What the black streaks actually are
The streaks are a hardy blue-green algae called Gloeocapsa magma. It feeds on the limestone filler used in asphalt shingles, and it spreads downward with gravity — which is why you get those long vertical streaks rather than random spots. It takes hold fastest on shaded, north-facing slopes that stay damp, and West Georgia's heat and humidity give it a long growing season.
Because it's a living organism rooted into the shingle surface, it won't rinse off with a hose or a rain shower. Left alone it keeps spreading, holds moisture against the roof, and can dull the look of the whole home.
Why you never pressure wash a roof
It's tempting to think more pressure means a better clean, but on shingles the opposite is true. High pressure:
- Blasts off the protective granules that give shingles their life and UV protection
- Can force water up under shingles and into the roof deck
- Often voids the shingle manufacturer's warranty
- Is genuinely dangerous to do on a wet, sloped roof
The right way: gentle soft washing
Roofs are cleaned with soft washing— low pressure plus a cleaning solution that kills the algae at the root and then rinses away. This is the approach roofing and asphalt-shingle industry guidance points to, because it removes the growth without stripping granules or driving water where it doesn't belong. Treating the algae at the root also means it stays gone longer instead of growing back in a few weeks.

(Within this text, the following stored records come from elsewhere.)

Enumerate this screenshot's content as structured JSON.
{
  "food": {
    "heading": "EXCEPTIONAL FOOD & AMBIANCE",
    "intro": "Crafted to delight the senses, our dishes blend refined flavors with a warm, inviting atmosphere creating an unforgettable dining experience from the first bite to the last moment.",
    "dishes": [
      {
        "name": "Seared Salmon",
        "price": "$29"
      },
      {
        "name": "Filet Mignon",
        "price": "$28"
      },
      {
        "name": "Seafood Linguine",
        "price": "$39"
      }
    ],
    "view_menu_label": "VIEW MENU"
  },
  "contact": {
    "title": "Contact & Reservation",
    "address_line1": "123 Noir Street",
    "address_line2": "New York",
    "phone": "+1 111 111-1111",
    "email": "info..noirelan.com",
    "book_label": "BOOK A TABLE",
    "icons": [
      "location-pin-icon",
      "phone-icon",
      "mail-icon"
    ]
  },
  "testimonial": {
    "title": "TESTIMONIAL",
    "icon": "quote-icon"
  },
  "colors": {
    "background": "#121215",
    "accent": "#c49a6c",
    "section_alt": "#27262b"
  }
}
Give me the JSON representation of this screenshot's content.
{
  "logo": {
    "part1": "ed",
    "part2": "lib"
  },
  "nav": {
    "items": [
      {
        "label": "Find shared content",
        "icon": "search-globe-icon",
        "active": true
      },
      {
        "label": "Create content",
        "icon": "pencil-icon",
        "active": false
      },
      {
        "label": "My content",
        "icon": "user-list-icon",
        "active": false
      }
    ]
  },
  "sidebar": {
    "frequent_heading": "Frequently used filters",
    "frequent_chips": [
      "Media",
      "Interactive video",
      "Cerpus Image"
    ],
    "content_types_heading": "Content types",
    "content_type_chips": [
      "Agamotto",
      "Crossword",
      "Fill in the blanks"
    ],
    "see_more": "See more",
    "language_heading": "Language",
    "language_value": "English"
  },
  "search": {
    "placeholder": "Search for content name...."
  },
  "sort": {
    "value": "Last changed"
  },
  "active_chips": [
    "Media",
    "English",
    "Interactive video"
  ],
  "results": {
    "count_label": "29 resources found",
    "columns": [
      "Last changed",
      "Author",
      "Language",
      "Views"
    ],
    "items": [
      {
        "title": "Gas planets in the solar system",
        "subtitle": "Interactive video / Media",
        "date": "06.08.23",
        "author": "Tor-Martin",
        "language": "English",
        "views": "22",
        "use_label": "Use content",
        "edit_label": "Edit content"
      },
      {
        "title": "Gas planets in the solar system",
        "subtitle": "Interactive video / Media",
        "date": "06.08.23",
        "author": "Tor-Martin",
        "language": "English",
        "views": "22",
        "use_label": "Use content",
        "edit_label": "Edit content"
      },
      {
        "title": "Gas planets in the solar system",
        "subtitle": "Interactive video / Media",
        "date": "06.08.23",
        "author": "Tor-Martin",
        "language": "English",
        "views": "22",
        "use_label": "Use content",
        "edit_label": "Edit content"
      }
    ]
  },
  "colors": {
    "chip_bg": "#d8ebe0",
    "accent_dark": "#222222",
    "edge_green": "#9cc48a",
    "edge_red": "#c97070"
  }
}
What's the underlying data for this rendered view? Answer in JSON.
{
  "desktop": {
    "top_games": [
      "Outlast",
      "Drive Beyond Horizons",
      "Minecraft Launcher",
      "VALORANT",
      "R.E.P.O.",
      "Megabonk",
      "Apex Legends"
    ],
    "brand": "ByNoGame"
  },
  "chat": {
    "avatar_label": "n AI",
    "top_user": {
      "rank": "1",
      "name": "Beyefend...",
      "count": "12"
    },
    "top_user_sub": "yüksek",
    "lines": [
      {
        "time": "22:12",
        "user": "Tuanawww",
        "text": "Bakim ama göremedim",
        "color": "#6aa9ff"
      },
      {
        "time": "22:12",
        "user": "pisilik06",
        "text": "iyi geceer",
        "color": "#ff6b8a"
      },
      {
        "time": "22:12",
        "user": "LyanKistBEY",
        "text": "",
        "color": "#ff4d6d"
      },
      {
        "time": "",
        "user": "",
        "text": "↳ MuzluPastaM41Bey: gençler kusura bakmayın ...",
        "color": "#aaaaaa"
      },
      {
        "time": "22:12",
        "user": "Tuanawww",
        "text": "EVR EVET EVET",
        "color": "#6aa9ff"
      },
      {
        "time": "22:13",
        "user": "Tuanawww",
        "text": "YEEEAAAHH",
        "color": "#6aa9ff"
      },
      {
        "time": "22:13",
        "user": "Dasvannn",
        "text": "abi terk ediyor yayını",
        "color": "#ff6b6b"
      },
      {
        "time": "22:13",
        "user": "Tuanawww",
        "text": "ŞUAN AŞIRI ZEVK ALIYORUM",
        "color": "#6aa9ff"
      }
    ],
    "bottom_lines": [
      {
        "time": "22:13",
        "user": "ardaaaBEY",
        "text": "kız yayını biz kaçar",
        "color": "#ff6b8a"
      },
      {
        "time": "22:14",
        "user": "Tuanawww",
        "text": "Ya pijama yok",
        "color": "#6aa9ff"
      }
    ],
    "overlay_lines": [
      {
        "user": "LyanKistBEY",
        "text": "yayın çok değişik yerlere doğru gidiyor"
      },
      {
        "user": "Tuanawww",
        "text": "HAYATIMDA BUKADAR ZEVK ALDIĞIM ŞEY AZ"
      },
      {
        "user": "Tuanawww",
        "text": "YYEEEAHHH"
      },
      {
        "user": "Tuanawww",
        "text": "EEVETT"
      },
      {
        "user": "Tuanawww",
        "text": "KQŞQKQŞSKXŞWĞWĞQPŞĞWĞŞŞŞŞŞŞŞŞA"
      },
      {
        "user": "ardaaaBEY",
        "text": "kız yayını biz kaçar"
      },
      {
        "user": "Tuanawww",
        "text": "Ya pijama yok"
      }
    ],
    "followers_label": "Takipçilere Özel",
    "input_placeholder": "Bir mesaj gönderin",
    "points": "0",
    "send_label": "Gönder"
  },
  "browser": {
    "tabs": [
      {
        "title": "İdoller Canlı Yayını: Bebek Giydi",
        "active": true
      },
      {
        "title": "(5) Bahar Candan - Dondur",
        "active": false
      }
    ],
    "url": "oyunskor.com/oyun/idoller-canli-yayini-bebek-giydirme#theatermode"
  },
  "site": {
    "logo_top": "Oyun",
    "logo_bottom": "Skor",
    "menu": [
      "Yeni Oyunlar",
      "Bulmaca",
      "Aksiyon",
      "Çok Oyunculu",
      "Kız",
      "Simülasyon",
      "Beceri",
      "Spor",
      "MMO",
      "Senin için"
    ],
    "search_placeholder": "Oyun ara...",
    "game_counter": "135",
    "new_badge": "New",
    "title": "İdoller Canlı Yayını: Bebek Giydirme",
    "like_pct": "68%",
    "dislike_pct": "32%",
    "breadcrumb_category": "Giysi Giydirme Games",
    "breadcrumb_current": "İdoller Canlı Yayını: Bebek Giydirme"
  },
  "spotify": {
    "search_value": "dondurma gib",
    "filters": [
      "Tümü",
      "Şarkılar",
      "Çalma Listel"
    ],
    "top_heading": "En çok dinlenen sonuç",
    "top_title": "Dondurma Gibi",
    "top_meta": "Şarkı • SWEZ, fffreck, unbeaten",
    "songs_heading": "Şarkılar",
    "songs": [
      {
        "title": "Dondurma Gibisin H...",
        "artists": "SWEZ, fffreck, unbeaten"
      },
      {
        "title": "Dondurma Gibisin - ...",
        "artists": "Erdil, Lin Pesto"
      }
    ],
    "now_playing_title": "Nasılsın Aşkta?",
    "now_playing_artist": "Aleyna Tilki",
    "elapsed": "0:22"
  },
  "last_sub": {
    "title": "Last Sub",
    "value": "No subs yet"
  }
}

Will the streaks come back?
Eventually, yes — algae spores travel on the wind, so no cleaning is permanent, especially in a humid climate. But a proper soft-wash treatment resets the roof and buys you years, not weeks. Homes surrounded by trees or heavy shade tend to see it return sooner. Keeping an eye on the shaded slopes and treating early keeps it from ever getting to the heavy-streak stage again — and it's a natural thing to handle alongside a house wash.